In Moscow, an already middle-aged dancer met a young and very popular Russian poet Sergei Yesenin. And although they did not know each other’s language and communicated through an interpreter, passionate love broke out, which ended in an official marriage - the first in Duncan’s life. But this love did not last long. The poet, as you know, drank heavily, they often quarreled, in the end, he sent her a telegram: “I love someone else, married, happy.” When Yesenin died two years later (according to the official version, he committed suicide) and Duncan found out about this in Europe, she said: “I cried and suffered so much because of him that he exhausted all my possibilities for suffering.” Moreover, Isadora Duncan acted very nobly - she gave all rights to Yesenin’s fees to the poet’s mother and sisters, although, as a widow, they were due to her.
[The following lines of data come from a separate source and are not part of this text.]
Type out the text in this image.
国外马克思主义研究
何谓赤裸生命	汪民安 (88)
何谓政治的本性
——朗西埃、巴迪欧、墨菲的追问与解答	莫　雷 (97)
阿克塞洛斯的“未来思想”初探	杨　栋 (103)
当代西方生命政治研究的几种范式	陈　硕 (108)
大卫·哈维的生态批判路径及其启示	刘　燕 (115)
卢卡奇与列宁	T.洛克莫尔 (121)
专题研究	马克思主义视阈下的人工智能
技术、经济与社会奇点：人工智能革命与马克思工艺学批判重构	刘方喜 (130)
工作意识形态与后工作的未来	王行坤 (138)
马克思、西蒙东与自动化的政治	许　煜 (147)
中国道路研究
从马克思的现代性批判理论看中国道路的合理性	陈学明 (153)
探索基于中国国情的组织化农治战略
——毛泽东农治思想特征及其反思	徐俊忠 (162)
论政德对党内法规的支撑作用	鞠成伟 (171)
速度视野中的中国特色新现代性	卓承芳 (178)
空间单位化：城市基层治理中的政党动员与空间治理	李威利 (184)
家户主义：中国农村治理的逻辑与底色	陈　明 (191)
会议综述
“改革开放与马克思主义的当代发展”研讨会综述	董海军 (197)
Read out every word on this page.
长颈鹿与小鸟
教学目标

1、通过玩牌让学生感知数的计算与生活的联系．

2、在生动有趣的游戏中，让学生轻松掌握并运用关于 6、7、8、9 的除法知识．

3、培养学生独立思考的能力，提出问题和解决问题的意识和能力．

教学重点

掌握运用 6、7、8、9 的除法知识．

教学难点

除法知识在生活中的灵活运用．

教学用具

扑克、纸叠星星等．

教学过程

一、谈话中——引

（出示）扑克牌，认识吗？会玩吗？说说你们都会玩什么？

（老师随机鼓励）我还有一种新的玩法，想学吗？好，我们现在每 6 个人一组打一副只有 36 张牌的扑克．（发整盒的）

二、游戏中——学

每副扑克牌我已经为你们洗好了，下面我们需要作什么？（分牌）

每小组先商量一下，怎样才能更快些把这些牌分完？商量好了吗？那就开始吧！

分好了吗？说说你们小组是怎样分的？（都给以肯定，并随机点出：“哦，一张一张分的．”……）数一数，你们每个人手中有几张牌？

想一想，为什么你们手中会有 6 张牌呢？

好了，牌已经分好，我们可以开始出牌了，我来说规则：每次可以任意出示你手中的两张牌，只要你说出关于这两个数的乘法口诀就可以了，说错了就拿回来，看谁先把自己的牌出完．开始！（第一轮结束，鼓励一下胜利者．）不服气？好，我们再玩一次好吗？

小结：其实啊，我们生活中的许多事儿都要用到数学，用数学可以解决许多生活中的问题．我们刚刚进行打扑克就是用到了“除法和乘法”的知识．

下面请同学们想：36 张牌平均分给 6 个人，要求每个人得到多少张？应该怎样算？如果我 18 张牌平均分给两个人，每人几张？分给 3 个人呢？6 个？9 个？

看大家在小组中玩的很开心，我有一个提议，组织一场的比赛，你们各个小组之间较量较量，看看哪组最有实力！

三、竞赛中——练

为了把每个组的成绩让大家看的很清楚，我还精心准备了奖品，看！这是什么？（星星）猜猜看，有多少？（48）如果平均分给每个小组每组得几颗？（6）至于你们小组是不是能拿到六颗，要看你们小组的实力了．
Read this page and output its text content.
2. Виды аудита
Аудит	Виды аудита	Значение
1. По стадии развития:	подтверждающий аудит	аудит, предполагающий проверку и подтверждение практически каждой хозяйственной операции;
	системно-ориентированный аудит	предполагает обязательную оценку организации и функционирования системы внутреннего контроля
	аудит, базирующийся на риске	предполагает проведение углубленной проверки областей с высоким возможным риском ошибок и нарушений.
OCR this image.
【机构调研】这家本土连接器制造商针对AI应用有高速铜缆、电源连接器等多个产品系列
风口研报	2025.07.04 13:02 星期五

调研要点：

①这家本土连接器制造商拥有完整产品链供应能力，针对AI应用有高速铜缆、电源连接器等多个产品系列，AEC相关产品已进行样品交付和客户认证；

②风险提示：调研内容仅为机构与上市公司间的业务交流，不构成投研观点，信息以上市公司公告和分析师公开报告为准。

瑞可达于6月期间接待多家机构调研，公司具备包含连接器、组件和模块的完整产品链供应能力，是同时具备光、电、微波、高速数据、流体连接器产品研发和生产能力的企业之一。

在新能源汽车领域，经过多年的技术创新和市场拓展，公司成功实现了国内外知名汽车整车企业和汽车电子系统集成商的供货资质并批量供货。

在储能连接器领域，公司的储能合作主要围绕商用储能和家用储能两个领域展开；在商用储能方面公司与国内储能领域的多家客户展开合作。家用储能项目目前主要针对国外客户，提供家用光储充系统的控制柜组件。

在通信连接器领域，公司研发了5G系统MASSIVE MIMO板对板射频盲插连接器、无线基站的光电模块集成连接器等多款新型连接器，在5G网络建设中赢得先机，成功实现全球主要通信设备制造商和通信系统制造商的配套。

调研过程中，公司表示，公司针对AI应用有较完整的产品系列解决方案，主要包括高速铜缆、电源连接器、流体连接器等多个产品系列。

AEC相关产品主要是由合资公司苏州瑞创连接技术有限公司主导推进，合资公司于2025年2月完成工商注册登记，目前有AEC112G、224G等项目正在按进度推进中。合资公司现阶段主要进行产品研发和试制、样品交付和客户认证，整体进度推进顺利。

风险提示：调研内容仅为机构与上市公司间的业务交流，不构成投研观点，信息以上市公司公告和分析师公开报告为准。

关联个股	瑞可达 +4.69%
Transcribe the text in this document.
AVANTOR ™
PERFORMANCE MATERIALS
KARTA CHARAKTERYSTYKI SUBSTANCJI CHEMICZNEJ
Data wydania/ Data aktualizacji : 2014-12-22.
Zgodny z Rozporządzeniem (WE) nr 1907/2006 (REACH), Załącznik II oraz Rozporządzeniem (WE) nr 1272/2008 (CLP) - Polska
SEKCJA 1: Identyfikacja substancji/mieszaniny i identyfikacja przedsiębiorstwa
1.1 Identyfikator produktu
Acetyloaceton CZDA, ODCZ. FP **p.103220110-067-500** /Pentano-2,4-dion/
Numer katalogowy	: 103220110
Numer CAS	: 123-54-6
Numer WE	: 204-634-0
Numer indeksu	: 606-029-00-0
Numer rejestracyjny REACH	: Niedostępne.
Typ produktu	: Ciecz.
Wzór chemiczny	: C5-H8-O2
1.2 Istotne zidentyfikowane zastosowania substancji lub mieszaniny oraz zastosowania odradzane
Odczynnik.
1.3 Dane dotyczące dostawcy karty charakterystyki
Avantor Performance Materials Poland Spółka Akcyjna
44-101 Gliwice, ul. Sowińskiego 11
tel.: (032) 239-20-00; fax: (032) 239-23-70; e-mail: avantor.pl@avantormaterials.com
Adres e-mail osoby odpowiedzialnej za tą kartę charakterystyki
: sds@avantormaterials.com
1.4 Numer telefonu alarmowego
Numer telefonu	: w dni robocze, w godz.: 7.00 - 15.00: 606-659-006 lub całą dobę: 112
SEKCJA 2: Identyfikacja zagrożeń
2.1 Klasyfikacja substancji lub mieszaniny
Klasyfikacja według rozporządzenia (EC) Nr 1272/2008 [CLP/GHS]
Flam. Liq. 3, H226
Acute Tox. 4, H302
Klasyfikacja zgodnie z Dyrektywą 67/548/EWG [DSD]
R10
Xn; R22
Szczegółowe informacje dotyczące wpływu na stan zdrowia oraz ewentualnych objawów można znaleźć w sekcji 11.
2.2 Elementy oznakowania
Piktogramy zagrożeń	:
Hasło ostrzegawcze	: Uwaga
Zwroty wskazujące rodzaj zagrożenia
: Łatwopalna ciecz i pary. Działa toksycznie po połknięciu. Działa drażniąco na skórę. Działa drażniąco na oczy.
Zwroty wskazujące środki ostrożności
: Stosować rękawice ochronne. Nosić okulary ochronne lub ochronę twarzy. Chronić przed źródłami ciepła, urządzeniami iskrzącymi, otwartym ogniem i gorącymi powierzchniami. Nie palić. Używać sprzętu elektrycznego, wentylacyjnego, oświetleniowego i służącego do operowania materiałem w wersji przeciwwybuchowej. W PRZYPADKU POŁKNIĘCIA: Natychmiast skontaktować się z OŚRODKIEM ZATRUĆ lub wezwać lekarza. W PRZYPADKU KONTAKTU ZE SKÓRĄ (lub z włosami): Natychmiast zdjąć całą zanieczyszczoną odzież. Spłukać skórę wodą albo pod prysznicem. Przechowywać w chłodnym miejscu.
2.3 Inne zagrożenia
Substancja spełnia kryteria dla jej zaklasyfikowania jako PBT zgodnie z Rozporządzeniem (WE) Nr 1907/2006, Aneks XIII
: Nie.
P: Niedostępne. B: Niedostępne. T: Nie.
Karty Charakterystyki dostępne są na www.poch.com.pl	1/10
In those years, Duncan herself was in great need, she was almost 50 years old, and she could no longer dance with her former grace and former success. In addition, wherever possible, she opened dance schools for children, which then usually quickly closed due to lack of funds. Only the Moscow dance school on Prechistenka lasted two decades, thanks to government support. The school was run by a student and adopted daughter of Isadora - Irma Duncan.

Isadora Duncan Dance School. Photo: www.globallookpress.com

ABOUT last days Little is known about the great dancer. Among her last men is a Russian emigrant pianist Victor Serov, who was half her age. She was terribly jealous of him and even wanted to commit suicide one day. But a few days after that, fate decreed otherwise. Going for a walk in an open car, Isadora Duncan tied her favorite scarlet scarf with long ends. The car started moving, the scarf got into the wheel axle, was pulled in and strangled Duncan. It happened on a clear autumn day on September 14, 1927.

A great dancer and an unusual woman is buried tragic fate at the famous Parisian cemetery Père Lachaise.